Ils citent spontanément percevoir des lourdeurs administratives, un manque d’information mais aussi des délais de traitement de leurs démarches insatisfaisants. En outre, trois agents sur dix sont incapables d’identifier leur interlocuteur en matière de ressources humaines, avec lequel 61 % seulement ont été en contact en deux ans.
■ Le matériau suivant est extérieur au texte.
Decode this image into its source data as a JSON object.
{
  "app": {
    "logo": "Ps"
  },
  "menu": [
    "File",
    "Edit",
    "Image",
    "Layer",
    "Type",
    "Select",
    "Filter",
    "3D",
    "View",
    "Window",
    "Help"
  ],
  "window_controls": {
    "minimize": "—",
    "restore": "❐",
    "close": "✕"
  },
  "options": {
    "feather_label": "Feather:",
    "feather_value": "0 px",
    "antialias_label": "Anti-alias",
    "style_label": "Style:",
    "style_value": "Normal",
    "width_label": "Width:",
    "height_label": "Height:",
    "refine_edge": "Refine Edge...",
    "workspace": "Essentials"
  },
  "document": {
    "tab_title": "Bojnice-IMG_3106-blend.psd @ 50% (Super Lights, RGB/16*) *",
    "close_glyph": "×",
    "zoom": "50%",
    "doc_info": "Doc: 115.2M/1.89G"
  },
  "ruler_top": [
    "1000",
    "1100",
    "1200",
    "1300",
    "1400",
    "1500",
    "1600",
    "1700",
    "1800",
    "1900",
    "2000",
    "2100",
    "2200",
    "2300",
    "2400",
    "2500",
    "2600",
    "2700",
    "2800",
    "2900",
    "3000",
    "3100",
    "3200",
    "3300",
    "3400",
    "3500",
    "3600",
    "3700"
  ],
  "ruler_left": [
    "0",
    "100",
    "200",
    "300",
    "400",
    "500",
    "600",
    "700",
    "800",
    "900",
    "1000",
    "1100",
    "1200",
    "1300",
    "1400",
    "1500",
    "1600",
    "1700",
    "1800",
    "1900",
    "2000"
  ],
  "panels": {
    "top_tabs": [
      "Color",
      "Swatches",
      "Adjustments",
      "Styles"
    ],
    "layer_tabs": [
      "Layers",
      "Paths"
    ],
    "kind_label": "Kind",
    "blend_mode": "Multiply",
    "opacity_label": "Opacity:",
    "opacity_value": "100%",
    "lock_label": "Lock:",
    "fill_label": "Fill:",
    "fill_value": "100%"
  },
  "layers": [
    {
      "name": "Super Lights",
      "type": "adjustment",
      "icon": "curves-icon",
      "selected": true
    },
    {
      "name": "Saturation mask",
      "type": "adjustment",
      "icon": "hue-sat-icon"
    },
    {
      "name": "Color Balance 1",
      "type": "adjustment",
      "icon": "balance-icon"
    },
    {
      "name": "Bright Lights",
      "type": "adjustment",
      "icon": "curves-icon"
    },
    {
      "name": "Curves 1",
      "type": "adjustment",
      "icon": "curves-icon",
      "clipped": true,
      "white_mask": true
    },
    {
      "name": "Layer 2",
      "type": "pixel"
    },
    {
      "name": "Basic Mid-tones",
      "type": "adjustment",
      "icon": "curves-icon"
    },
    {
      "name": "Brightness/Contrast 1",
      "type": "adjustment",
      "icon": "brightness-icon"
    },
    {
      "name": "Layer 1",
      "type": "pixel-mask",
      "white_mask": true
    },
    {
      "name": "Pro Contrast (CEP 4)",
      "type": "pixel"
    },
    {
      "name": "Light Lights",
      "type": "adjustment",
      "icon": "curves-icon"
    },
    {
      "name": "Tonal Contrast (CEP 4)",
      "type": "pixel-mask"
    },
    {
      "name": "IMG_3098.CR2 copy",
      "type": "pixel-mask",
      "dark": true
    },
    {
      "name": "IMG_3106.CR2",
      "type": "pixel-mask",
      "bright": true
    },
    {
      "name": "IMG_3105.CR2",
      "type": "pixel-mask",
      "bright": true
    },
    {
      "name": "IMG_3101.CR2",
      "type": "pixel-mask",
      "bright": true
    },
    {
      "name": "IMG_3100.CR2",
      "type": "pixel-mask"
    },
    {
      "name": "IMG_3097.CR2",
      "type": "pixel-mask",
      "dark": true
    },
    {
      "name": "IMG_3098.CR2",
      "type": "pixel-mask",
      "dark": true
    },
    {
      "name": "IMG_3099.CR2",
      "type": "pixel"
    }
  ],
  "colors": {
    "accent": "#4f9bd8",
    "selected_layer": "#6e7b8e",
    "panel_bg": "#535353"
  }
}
Les démarches liées à un problème de santé (handicap, maladie longue durée, accident du travail ou maladie professionnelle) sont les plus compliquées, devant la préparation de la retraite et le changement de poste ou de fonction publique. Viennent ensuite celles liées à un concours ou à un changement organisationnel : demande de disponibilité, de détachement, de télétravail, de temps partiel… En cause : le nombre de papiers à remplir, les délais, la lourdeur administrative, la difficulté de s’inscrire aux concours ou d’obtenir une formation… En cas de maladie professionnelle, l’agent se heurte à des difficultés de procédure et à un manque d’accompagnement. À noter également que 37 % des agents qui ont fait une demande de télétravail déplorent avoir essuyé un refus.

Des difficultés qui altèrent l’image des agents sur l’administration (cf. encadré). Même si la moitié d’entre eux a tout de même une bonne impression, les mauvaises expériences ont eu un impact très négatif pour plus d’un agent sur dix. Toutefois, les démarches les plus fréquentes paraissent les plus simples, qu’il s’agisse de demander une formation, déclarer un arrêt pour maladie courante ou un changement de situation personnelle. Tous événements confondus, la complexité moyenne atteint 23 % pour tous les agents de la fonction publique.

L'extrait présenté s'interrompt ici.